Title:
Chloride Adsorption of Cement Hydrates Combined with Chemical Evolution of Pore Solution
Author(s):
In-Seok Yoon and Tatsuhiko Saeki
Publication:
Materials Journal
Volume:
121
Issue:
5
Appears on pages(s):
51-62
Keywords:
alumina, ferric oxide, monosubstituted (AFm) phase; Ca/Si ratio; calcium-silicate-hydrate (C-S-H) phase; chloride adsorption; Friedel’s salt
DOI:
10.14359/51742037
Date:
9/1/2024
Abstract:
In this study, a chloride adsorption test was performed to depict
the chemical evolution of pore solution for cement hydration. It
was found that the amount of chloride adsorbed by the AFm phase
and the calcium-silicate-hydrate (C-S-H) phase decreased with
the increasing pH of the pore solution. The stability of Friedel’s
salt tended to decrease with the increasing pH of the pore solution.
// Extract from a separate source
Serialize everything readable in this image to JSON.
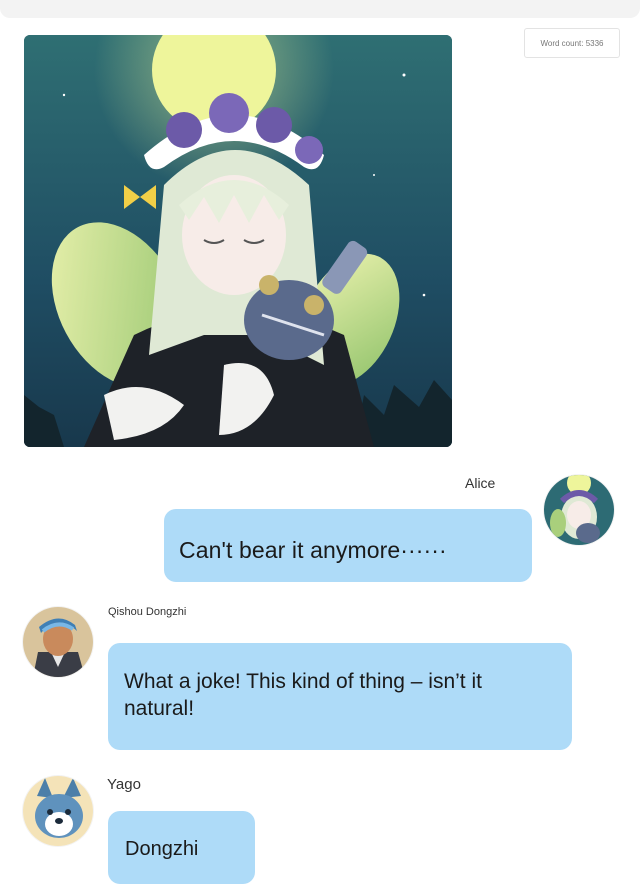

Notably, in the C-S-H phase, the decrease in the amount of chloride
adsorption resulting from an increase in the pH level was larger
when the Ca/Si ratio was higher. Based on these works, multiple
regression analysis was performed to examine the correlation
between the chloride adsorption density of cement hydrates and
the experimental variables involved, including the pH of the pore
solution and the amount of chloride-ion penetration.
The pH of the pore solution was predicted based on cement hydration and pore-chemistry theories, and these results were combined with the experimental results, considering the changing chemical characteristics of the pore solution during each temporal stage of cement hydration. The amount of chloride-ion adsorption in fly ash (FA) and granulated blast-furnace slag (GBFS) was larger than in ordinary portland cement (OPC) due to the decreased pH of the pore solution resulting from the consumption of calcium hydroxide.